5. Comparison with Other Methods
The proposed method was compared with Lim’s method [
25], Lu’s method [
26], and Zhang’s method [
24]. These methods used the same training set for training and used the same verification set for testing. The recognition accuracy during training and testing is shown in
Figure 20 and
Figure 21, respectively.
It can be seen from
Figure 20 and
Figure 21 that the recognition accuracy of these methods tends to be stable with the increase in iterations during the training and testing process, which indicates that these methods are feasible for vertical nystagmus recognition. After the model recognition is stable, the average recognition accuracy in the training set and verification set is shown in
Table 5 and
Table 6, respectively.
It can be seen from
Table 5 and
Table 6 that the proposed method has a relatively high recognition accuracy for vertical nystagmus, which indicates that the proposed method has a good effect on vertical nystagmus recognition. Further, we extracted sample images from original videos and the intermediate results in the main processes, as shown in
Figure 22.
From the results of program statistics, the intermediate feature map of the proposed method has the most activation values.

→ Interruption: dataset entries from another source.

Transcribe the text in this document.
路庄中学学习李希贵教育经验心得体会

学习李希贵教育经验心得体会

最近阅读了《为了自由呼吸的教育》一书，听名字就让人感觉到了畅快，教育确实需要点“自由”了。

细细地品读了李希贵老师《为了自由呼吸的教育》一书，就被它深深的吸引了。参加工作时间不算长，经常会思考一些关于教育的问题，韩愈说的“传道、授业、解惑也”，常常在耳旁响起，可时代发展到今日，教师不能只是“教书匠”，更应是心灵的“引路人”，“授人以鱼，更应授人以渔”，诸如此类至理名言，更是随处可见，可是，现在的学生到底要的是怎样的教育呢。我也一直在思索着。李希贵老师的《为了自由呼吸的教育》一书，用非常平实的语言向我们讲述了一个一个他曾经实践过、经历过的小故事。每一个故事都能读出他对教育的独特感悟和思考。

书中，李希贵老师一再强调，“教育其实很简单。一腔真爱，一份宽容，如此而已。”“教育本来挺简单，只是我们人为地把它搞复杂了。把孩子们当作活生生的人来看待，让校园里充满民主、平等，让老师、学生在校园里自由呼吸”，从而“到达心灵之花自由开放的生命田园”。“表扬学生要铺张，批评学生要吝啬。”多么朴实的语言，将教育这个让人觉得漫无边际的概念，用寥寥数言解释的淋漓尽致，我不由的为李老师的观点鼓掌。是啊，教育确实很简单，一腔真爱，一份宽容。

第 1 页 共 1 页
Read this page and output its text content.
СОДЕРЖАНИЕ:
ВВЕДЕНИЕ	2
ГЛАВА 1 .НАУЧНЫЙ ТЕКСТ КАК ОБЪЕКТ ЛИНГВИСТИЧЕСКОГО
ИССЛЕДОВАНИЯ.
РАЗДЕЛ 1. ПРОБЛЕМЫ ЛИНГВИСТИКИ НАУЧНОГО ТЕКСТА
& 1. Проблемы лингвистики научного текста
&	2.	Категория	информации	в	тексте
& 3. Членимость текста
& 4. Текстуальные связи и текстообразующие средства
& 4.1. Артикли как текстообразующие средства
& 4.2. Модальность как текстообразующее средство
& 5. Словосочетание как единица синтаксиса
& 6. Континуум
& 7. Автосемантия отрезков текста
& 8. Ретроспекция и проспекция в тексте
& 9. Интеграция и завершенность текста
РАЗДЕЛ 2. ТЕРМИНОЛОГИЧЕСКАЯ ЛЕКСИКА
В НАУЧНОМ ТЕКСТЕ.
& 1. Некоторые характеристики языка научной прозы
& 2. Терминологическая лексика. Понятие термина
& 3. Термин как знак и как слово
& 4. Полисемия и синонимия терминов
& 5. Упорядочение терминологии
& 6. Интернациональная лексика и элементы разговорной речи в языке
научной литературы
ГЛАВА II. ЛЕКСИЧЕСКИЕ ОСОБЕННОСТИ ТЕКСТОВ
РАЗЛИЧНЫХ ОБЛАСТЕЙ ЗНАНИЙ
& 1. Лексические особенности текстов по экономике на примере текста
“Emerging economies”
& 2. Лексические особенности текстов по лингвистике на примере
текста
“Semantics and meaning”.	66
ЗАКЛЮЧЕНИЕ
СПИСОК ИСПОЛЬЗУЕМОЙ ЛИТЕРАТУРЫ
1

Compared with other methods, the proposed method does not need to locate the pupil. Zhang’s method needs to calibrate the pupil and combine it with Hough transform and trajectory tracking based on template matching. Lu’s method also needs to mark the position of the pupil center and use the pre-training model to label the original video. Lim’s method used an algorithm based on the center of gravity to track the pupil center. Circular Hough transform was used to detect elliptical pupil. If the pupil was found, an edge detection and ellipse fitting algorithm would be used to locate the center of the pupil. Compared with other methods, the proposed method simplifies the processing process. In the data processing, Lu’s method used data enhancement and Zhang’s method compressed video data. The proposed method and Lim’s method directly used the original video clip. This reduced the calculation steps. From the experimental results, the proposed method can further improve the accuracy of vertical nystagmus recognition. In the future, the recognition accuracy may be further improved, which requires the efforts of more researchers.